The electrical and spectroscopic properties of planar asymmetrical membranes incorporating chlorophyll a and plastoquinone-9. Model of incorporation of chlorophyll a and plastoquinone-9

Abstract

We have studied the incorporation of chlorophyll a and plastoquinone-9 in Montal-Mueller membranes. In particular, we have been interested by the influence of both the lipid : chlorophyll a ratio and the asymmetry of incorporation of the constituents on the electrical and fluorescence spectroscopic properties of the planar membranes built up from these constituents. The phospholipid matrix was made from phosphatidylethanolamine and phosphatidylserine. The monitoring of the fluorescence spectral properties of chlorophyll a incorporated in various concentrations leads to the conclusion that chlorophyll a is incorporated in the bilayers in monomeric form inside microdomains.

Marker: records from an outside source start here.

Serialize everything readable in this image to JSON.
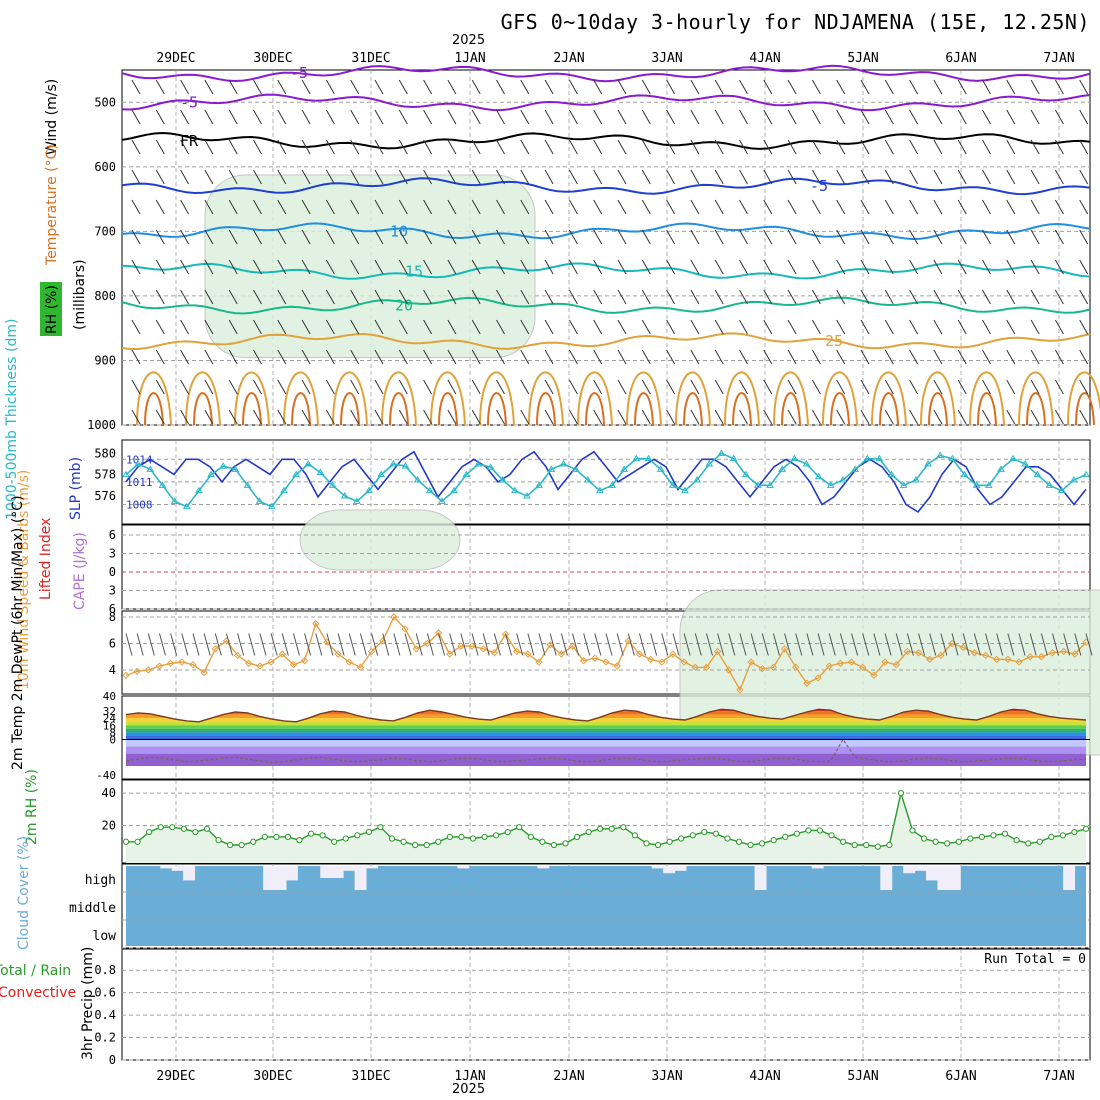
{
  "title": "GFS 0~10day 3-hourly for NDJAMENA (15E, 12.25N)",
  "year_label": "2025",
  "run_total": "Run Total = 0",
  "colors": {
    "purple": "#8a1ad0",
    "black": "#000000",
    "blue": "#1f3fd0",
    "lightblue": "#1e8ee0",
    "teal": "#17b8b8",
    "green": "#18b88a",
    "orange": "#e0a23a",
    "darkorange": "#d87020",
    "magenta": "#d0105a",
    "slp": "#2238c8",
    "thick": "#2ab8c8",
    "wind10m": "#e8a040",
    "rh2m": "#2a9a2a",
    "cloud": "#6aadd6",
    "grid": "#a0a0a0"
  },
  "chart_data": [
    {
      "panel": "upper-air",
      "type": "line",
      "y_axis_label": "(millibars)",
      "legend_labels": [
        "Wind (m/s)",
        "Temperature (°C)",
        "RH (%)"
      ],
      "ylim": [
        1000,
        450
      ],
      "y_ticks": [
        500,
        600,
        700,
        800,
        900,
        1000
      ],
      "x_ticks": [
        "29DEC",
        "30DEC",
        "31DEC",
        "1JAN",
        "2JAN",
        "3JAN",
        "4JAN",
        "5JAN",
        "6JAN",
        "7JAN"
      ],
      "isotherms": [
        {
          "label": "-5",
          "pressure": 455,
          "color": "#8a1ad0"
        },
        {
          "label": "-5",
          "pressure": 500,
          "color": "#8a1ad0"
        },
        {
          "label": "FR",
          "pressure": 560,
          "color": "#000000"
        },
        {
          "label": "-5",
          "pressure": 630,
          "color": "#1f3fd0"
        },
        {
          "label": "10",
          "pressure": 700,
          "color": "#1e8ee0"
        },
        {
          "label": "15",
          "pressure": 762,
          "color": "#17b8b8"
        },
        {
          "label": "20",
          "pressure": 815,
          "color": "#18b88a"
        },
        {
          "label": "25",
          "pressure": 870,
          "color": "#e0a23a"
        }
      ]
    },
    {
      "panel": "thickness-slp",
      "type": "line",
      "left_axis_label": "1000-500mb Thickness (dm)",
      "right_axis_label": "SLP (mb)",
      "left_ticks": [
        576,
        578,
        580
      ],
      "right_ticks": [
        1008,
        1011,
        1014
      ],
      "series": [
        {
          "name": "SLP",
          "values": [
            1011,
            1013,
            1014,
            1013,
            1012,
            1014,
            1014,
            1013,
            1011,
            1013,
            1014,
            1013,
            1012,
            1014,
            1014,
            1012,
            1009,
            1011,
            1013,
            1014,
            1012,
            1010,
            1012,
            1014,
            1015,
            1012,
            1009,
            1011,
            1013,
            1014,
            1013,
            1011,
            1012,
            1014,
            1015,
            1013,
            1010,
            1012,
            1014,
            1015,
            1013,
            1011,
            1012,
            1013,
            1014,
            1013,
            1010,
            1012,
            1014,
            1014,
            1013,
            1011,
            1009,
            1011,
            1013,
            1014,
            1013,
            1011,
            1008,
            1009,
            1011,
            1013,
            1014,
            1013,
            1011,
            1008,
            1007,
            1009,
            1012,
            1014,
            1013,
            1010,
            1008,
            1009,
            1011,
            1013,
            1013,
            1012,
            1010,
            1008,
            1010
          ]
        },
        {
          "name": "Thickness",
          "values": [
            578,
            579,
            578.5,
            577,
            575.5,
            575,
            576.5,
            578,
            578.8,
            578.5,
            577,
            575.5,
            575,
            576.5,
            578,
            579,
            578.2,
            577,
            576,
            575.5,
            576.5,
            578,
            579,
            578.8,
            577.5,
            576.5,
            575.5,
            576.5,
            578,
            579,
            578.7,
            577.5,
            576.5,
            576,
            577,
            578.5,
            579,
            578.5,
            577.5,
            576.5,
            577,
            578.5,
            579.5,
            579.5,
            578.5,
            577,
            576.5,
            577.5,
            579,
            580,
            579.5,
            578,
            577,
            577,
            578.5,
            579.5,
            579,
            577.8,
            577,
            577.5,
            578.5,
            579.5,
            579.5,
            578,
            577,
            577.5,
            579,
            579.8,
            579.5,
            578,
            577,
            577,
            578.5,
            579.5,
            579,
            578,
            577,
            576.5,
            577.5,
            578
          ]
        }
      ]
    },
    {
      "panel": "stability",
      "type": "line",
      "left_axis_label": "Lifted Index",
      "right_axis_label": "CAPE (J/kg)",
      "y_ticks": [
        -6,
        -3,
        0,
        3,
        6
      ],
      "series": []
    },
    {
      "panel": "wind10m",
      "type": "line",
      "y_axis_label": "10m Wind Speed & Barbs (m/s)",
      "y_ticks": [
        4,
        6,
        8
      ],
      "series": [
        {
          "name": "speed",
          "values": [
            3.6,
            3.9,
            4.0,
            4.3,
            4.5,
            4.6,
            4.4,
            3.8,
            5.6,
            6.2,
            5.1,
            4.5,
            4.3,
            4.6,
            5.2,
            4.4,
            4.7,
            7.5,
            6.1,
            5.2,
            4.6,
            4.2,
            5.4,
            6.2,
            8.0,
            7.1,
            5.6,
            6.0,
            6.8,
            5.2,
            5.8,
            5.8,
            5.6,
            5.3,
            6.7,
            5.4,
            5.2,
            4.6,
            5.9,
            5.2,
            5.8,
            4.7,
            4.9,
            4.6,
            4.3,
            6.2,
            5.2,
            4.8,
            4.6,
            5.2,
            4.6,
            4.2,
            4.2,
            5.4,
            4.0,
            2.5,
            4.6,
            4.1,
            4.2,
            5.6,
            4.2,
            3.0,
            3.4,
            4.3,
            4.5,
            4.6,
            4.2,
            3.6,
            4.6,
            4.4,
            5.4,
            5.3,
            4.8,
            5.1,
            6.0,
            5.7,
            5.3,
            5.1,
            4.8,
            4.8,
            4.6,
            5.0,
            5.0,
            5.3,
            5.4,
            5.2,
            6.1
          ]
        }
      ]
    },
    {
      "panel": "temperature2m",
      "type": "area",
      "y_axis_label": "2m Temp 2m DewPt (6hr Min/Max) (°C)",
      "y_ticks": [
        40,
        32,
        24,
        16,
        8,
        0,
        -8,
        -16,
        -24,
        -32,
        -40
      ],
      "series": [
        {
          "name": "temperature",
          "values": [
            28,
            30,
            29,
            26,
            23,
            21,
            20,
            24,
            28,
            31,
            30,
            26,
            23,
            21,
            20,
            24,
            29,
            32,
            31,
            27,
            24,
            22,
            21,
            25,
            30,
            33,
            31,
            28,
            25,
            23,
            22,
            26,
            30,
            32,
            31,
            27,
            24,
            22,
            21,
            25,
            30,
            33,
            32,
            28,
            25,
            23,
            22,
            26,
            31,
            34,
            33,
            29,
            26,
            24,
            23,
            27,
            31,
            34,
            33,
            28,
            25,
            23,
            22,
            26,
            31,
            33,
            32,
            28,
            25,
            23,
            22,
            26,
            31,
            34,
            33,
            29,
            26,
            24,
            23,
            22
          ]
        },
        {
          "name": "dewpoint",
          "values": [
            -24,
            -22,
            -20,
            -21,
            -23,
            -25,
            -24,
            -23,
            -21,
            -20,
            -22,
            -24,
            -26,
            -25,
            -23,
            -21,
            -20,
            -22,
            -24,
            -25,
            -24,
            -23,
            -21,
            -22,
            -24,
            -25,
            -24,
            -22,
            -21,
            -22,
            -24,
            -25,
            -24,
            -23,
            -22,
            -21,
            -22,
            -24,
            -25,
            -24,
            -22,
            -21,
            -22,
            -24,
            -25,
            -24,
            -23,
            -22,
            -21,
            -22,
            -24,
            -25,
            -24,
            -22,
            -21,
            -22,
            -24,
            -25,
            -24,
            0,
            -20,
            -22,
            -24,
            -25,
            -24,
            -22,
            -21,
            -22,
            -24,
            -25,
            -24,
            -23,
            -22,
            -21,
            -22,
            -24,
            -25,
            -24,
            -23,
            -22
          ]
        }
      ]
    },
    {
      "panel": "rh2m",
      "type": "area",
      "y_axis_label": "2m RH (%)",
      "y_ticks": [
        20,
        40
      ],
      "series": [
        {
          "name": "rh",
          "values": [
            10,
            10,
            16,
            19,
            19,
            18,
            16,
            18,
            11,
            8,
            8,
            10,
            13,
            13,
            13,
            11,
            15,
            14,
            10,
            12,
            14,
            16,
            19,
            12,
            10,
            8,
            8,
            10,
            13,
            13,
            12,
            13,
            14,
            16,
            19,
            13,
            10,
            8,
            9,
            13,
            16,
            18,
            18,
            19,
            14,
            9,
            8,
            10,
            12,
            14,
            16,
            15,
            12,
            10,
            8,
            9,
            11,
            13,
            15,
            17,
            17,
            14,
            10,
            8,
            8,
            7,
            8,
            40,
            17,
            12,
            10,
            9,
            10,
            12,
            13,
            14,
            15,
            11,
            9,
            10,
            13,
            14,
            16,
            18
          ]
        }
      ]
    },
    {
      "panel": "cloud-cover",
      "type": "bar",
      "y_axis_label": "Cloud Cover (%)",
      "levels": [
        "high",
        "middle",
        "low"
      ],
      "series": [
        {
          "name": "high",
          "values": [
            0,
            0,
            0,
            10,
            20,
            60,
            0,
            0,
            0,
            0,
            0,
            0,
            100,
            100,
            60,
            0,
            0,
            50,
            50,
            20,
            100,
            10,
            0,
            0,
            0,
            0,
            0,
            0,
            0,
            10,
            0,
            0,
            0,
            0,
            0,
            0,
            10,
            0,
            0,
            0,
            0,
            0,
            0,
            0,
            0,
            0,
            10,
            30,
            20,
            0,
            0,
            0,
            0,
            0,
            0,
            100,
            0,
            0,
            0,
            0,
            10,
            0,
            0,
            0,
            0,
            0,
            100,
            0,
            30,
            20,
            60,
            100,
            100,
            0,
            0,
            0,
            0,
            0,
            0,
            0,
            0,
            0,
            100,
            0
          ]
        }
      ]
    },
    {
      "panel": "precip",
      "type": "bar",
      "y_axis_label": "3hr Precip (mm)",
      "legend_labels": [
        "Total / Rain",
        "Convective"
      ],
      "y_ticks": [
        0,
        0.2,
        0.4,
        0.6,
        0.8
      ],
      "series": [
        {
          "name": "total",
          "values": []
        }
      ]
    }
  ]
}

It is shown that chlorophyll a is positioned in these microdomains in such a way that the porphyric ring is interacting with the polar head of the lipid molecules where the interface polarity shows a dielectric constant varying between 25 and 35. The phytyl chain is embedded in the bilayer core, serving as an anchor, running parallel to the aliphatic chains of the phospholipids. We have also monitored the position of the plastoquinone-9 molecules within the bilayer. We found that plastoquinone-9 is incorporated in the center plane of the bilayer, increasing the thickness of the bilayer. This result confirms evidence, gathered in the literature from monolayer and differential scanning calorimetry studies, that long chain quinones and especially plastoquinone-9 are embedded deeply within the hydrophobic core of the bilayer. We also show that when chlorophyll a and plastoquinone-9 are present together in the bilayer, the quinolic ring of the plastoquinone-9 molecule positions itself in the free volume created by the bulky porphyric ring of a chlorophyll a molecule.